C’est une île virtuelle où se croisent des avatars à lunettes, cravate, tongs ou bonnet de Noël. Ils se serrent la main, conversent, échangent quelques « dribbles » et pas de danse. Nous ne sommes pas dans l’univers d’un jeu de simulation façon Les Sims, mais bien sur le campus virtuel d’une école confinée, celui de Neoma Business School.
Au centre de cet ersatz de vie sociale, un immeuble au design futuriste accueille les cours de ses trois campus (Paris, Reims, Rouen). Il compte un amphithéâtre, cinq salles de classe et près de quatrevingts espaces de « coworking » où, munis d’une webcam, les professeurs « avatarisés » dispensent ateliers et cours magistraux.

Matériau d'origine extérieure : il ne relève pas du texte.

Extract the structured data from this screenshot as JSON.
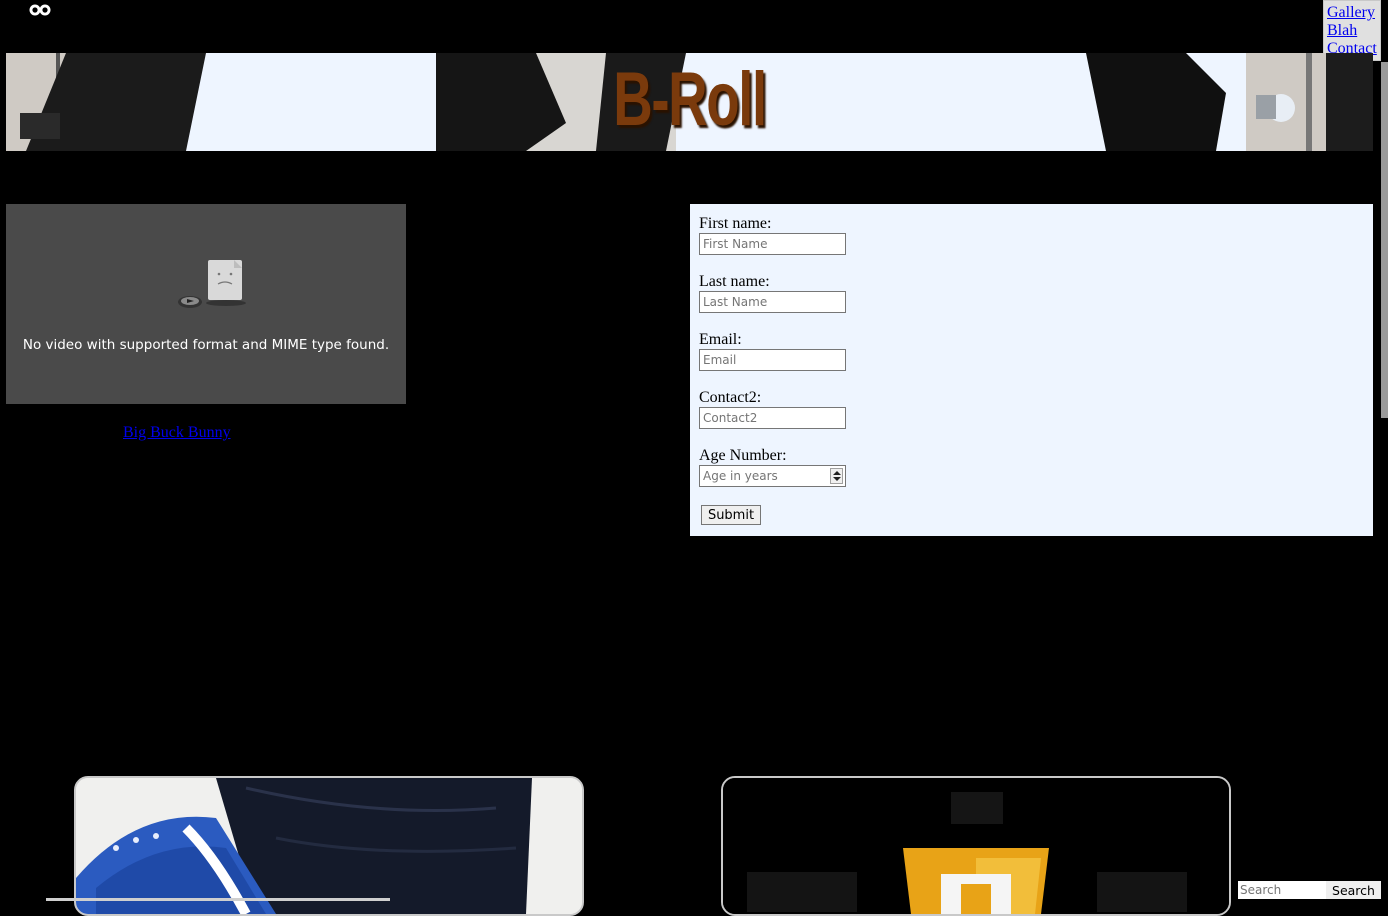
{
  "nav": {
    "items": [
      {
        "label": "Gallery"
      },
      {
        "label": "Blah"
      },
      {
        "label": "Contact"
      }
    ],
    "link_color": "#0000ee"
  },
  "banner": {
    "title": "B-Roll",
    "title_color": "#7a3a0c"
  },
  "video": {
    "error_message": "No video with supported format and MIME type found.",
    "link_label": "Big Buck Bunny"
  },
  "form": {
    "fields": [
      {
        "label": "First name:",
        "placeholder": "First Name",
        "value": ""
      },
      {
        "label": "Last name:",
        "placeholder": "Last Name",
        "value": ""
      },
      {
        "label": "Email:",
        "placeholder": "Email",
        "value": ""
      },
      {
        "label": "Contact2:",
        "placeholder": "Contact2",
        "value": ""
      }
    ],
    "age": {
      "label": "Age Number:",
      "placeholder": "Age in years",
      "value": ""
    },
    "submit_label": "Submit",
    "background": "#eef5ff"
  },
  "search": {
    "placeholder": "Search",
    "button_label": "Search"
  },
  "icons": {
    "logo": "infinity-icon",
    "video_error": "broken-file-icon"
  }
}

« Il suffit d’utiliser les touches directionnelles pour se déplacer. Ce sont les bases du jeu vidéo. Pour ma génération qui a grandi avec, rien de sorcier ! » sourit Grégoire Gloriod, étudiant de deuxième année du programme grande école, alors qu’il salue, dans une bulle façon bande dessinée, l’un des 3 000 étudiants fréquentant la plateforme (30 % des effectifs). « Ici, on peut discuter, rire et même se créer des souvenirs avec ses camarades de promo. »
Il faut dire que l’univers pixélisé – doté d’un terrain de football et d’une plage de sable fin – est pensé pour. « Donner aux étudiants l’envie de se retrouver et favoriser la spontanéité des échanges, maintenir un esprit de promotion : c’est la raison d’être de ce campus virtuel », précise Alain Goudey, directeur de la transformation digitale de Neoma – qui ambitionne de faire de ce dispositif le « quatrième campus » de l’école, où se réuniraient tous les étudiants en dépit de la distance physique.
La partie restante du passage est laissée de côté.